Razia Barakzai (راضیه بارکزۍ; born 1995) is an Afghan women's rights activist. She was named one of the BBC's 100 Women in 2021 for leading the first women's protests against the Taliban in August 2021, following their takeover of Afghanistan earlier that month.

== Early life and education ==
Barakzai was born in Farah Province. She was the only child born to her Pashtun parents; her mother was a housewife, while her father was a commander in the Afghan Security Forces. She attended Herat University, where she studied political science, and obtained her master's degree from Kabul University.

== Career ==
In the late 2010s, Barakzai was the sole provider for her family. She worked both as a university professor in Kabul and for the Independent Election Commission of Afghanistan at the presidential palace. During her time with the commission, five of her suggested projects were approved, including proposals for peace parks in the Herat and Nangarhar Provinces and the creation of online systems with which users could submit complaints and petitions to the government. Her last day working at the presidential palace was August 15, 2021, when all workers were asked to leave for their own safety; the Taliban took over the building later that day.

== Activism ==
On August 16, 2021, following the Taliban takeover of Afghanistan, Barakzai and two other women led the first women's protests against the new government in Zanbaq Square, near the presidential palace. In the aftermath, she was arrested and beaten. Online, Barakzai started the hashtag #AfghanWomenExist under which to organize in-person demonstrations. She continued to participate in protests in September 2021, in response to statements suggesting women would not be able to hold positions in the new government. During these protests, she reported being struck in the head by Taliban forces, and that tear gas and pepper spray were used against protesters.

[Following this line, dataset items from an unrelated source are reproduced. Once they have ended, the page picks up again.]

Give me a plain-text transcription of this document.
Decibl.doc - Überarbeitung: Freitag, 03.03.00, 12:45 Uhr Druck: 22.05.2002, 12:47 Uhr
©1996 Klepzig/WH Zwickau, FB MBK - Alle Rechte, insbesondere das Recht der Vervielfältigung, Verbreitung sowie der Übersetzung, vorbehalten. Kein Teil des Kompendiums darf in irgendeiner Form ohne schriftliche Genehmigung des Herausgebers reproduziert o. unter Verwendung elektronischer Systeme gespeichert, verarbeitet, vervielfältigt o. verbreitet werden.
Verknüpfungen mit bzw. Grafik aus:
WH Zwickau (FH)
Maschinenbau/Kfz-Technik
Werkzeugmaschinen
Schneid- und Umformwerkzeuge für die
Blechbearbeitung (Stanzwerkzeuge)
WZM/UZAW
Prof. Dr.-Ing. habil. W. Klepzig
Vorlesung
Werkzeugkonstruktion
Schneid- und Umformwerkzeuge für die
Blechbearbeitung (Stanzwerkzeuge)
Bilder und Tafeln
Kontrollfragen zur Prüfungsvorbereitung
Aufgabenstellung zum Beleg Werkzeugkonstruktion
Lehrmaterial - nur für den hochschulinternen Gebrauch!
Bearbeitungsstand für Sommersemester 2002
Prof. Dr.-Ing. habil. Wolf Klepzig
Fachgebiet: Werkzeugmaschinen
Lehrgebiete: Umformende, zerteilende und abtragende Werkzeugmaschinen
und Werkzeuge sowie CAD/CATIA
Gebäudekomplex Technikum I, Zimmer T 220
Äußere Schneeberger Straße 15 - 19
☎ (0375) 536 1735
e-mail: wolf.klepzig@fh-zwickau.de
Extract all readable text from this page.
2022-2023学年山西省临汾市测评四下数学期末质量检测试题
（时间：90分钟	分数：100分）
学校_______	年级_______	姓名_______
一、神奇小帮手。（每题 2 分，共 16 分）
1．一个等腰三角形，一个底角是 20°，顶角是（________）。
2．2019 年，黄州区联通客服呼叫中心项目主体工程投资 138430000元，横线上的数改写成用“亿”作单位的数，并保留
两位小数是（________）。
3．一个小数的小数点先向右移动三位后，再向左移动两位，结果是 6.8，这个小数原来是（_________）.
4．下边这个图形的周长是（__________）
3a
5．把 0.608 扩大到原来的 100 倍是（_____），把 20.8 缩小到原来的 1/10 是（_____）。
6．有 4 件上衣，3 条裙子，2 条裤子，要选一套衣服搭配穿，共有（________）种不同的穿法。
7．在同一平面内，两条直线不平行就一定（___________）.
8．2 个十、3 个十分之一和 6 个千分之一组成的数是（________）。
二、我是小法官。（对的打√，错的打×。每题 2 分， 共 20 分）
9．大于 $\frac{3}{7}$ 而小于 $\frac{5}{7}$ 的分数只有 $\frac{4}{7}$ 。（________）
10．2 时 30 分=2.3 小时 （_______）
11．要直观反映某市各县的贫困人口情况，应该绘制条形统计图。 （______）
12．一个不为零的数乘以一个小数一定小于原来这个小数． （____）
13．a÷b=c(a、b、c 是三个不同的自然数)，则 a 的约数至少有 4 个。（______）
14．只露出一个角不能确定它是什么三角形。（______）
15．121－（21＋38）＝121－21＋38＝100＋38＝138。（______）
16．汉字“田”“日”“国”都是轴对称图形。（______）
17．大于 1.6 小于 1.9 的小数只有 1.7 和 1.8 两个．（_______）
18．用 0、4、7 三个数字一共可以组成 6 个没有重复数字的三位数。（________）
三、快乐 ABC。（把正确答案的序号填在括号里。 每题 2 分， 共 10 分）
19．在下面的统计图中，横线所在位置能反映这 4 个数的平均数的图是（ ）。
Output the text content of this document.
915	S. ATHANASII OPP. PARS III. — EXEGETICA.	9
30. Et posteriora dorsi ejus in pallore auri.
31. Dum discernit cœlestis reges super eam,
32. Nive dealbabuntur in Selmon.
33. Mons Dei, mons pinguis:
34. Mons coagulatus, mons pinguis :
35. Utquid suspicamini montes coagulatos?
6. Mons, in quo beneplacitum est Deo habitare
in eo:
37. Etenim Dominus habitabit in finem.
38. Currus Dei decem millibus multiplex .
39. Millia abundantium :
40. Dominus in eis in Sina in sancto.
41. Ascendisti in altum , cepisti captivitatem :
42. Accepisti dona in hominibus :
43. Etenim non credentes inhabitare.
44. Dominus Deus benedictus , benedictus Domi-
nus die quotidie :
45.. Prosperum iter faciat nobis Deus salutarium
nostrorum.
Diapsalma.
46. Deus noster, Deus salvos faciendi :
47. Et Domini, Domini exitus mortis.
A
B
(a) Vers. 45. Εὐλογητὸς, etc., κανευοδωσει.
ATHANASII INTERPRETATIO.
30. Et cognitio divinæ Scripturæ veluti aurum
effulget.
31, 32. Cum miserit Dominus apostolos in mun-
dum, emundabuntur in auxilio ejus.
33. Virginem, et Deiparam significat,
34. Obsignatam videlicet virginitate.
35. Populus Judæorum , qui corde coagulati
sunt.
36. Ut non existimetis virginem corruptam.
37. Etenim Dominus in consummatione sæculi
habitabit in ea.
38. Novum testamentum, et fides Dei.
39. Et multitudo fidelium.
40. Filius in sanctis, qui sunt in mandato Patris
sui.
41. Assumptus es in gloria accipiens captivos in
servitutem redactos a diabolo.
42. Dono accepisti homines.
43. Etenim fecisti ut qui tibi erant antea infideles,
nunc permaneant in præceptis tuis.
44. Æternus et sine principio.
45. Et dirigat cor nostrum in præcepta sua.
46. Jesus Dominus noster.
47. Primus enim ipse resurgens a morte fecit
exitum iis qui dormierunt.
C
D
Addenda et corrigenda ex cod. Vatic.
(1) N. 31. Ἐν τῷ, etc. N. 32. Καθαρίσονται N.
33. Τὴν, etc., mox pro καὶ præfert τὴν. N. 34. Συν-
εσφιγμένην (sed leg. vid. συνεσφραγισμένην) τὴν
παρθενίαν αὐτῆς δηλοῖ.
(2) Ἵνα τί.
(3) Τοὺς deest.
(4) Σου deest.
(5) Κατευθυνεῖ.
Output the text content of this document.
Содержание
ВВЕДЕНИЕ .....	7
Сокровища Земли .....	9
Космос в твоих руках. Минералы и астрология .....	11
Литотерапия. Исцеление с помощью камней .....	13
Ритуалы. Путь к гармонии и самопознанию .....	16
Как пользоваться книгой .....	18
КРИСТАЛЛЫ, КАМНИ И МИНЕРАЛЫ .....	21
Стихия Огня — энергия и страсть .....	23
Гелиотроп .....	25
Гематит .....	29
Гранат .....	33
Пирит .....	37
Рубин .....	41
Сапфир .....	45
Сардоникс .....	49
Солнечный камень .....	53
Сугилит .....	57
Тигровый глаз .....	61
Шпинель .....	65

Barakzai and other online organizers declared October 10, 2021 as World Women Solidarity Day With Afghan Women. In December 2021, Barakzai participated in protests surrounding women's rights to work and study, and the need for financial relief.

By late 2021, Barakzai had fled Afghanistan due to death threats made against her by the Taliban. She first traveled to Mashdad, Iran, but relocated after realizing she was still being surveilled. She continued to change locations as she continued to receive death threats.

In early November 2022, Barakzai helped organize a letter-writing campaign aimed at the United Nations Security Council, urging the body to take action to help Afghan women. She has criticized UN Deputy Secretary-General Amina Mohammed and U.S. Special Envoy for Afghan Women, Girls, and Human Rights Rina Amiri for meeting with Taliban officials or suggesting the Taliban might be validated as Afghanistan's legitimate government.

As of July 2023, Barakzai was living in Pakistan with relatives. She maintained contact with activists in Afghanistan, and continued to speak out against Taliban policies, such as the shutdown of women's salons.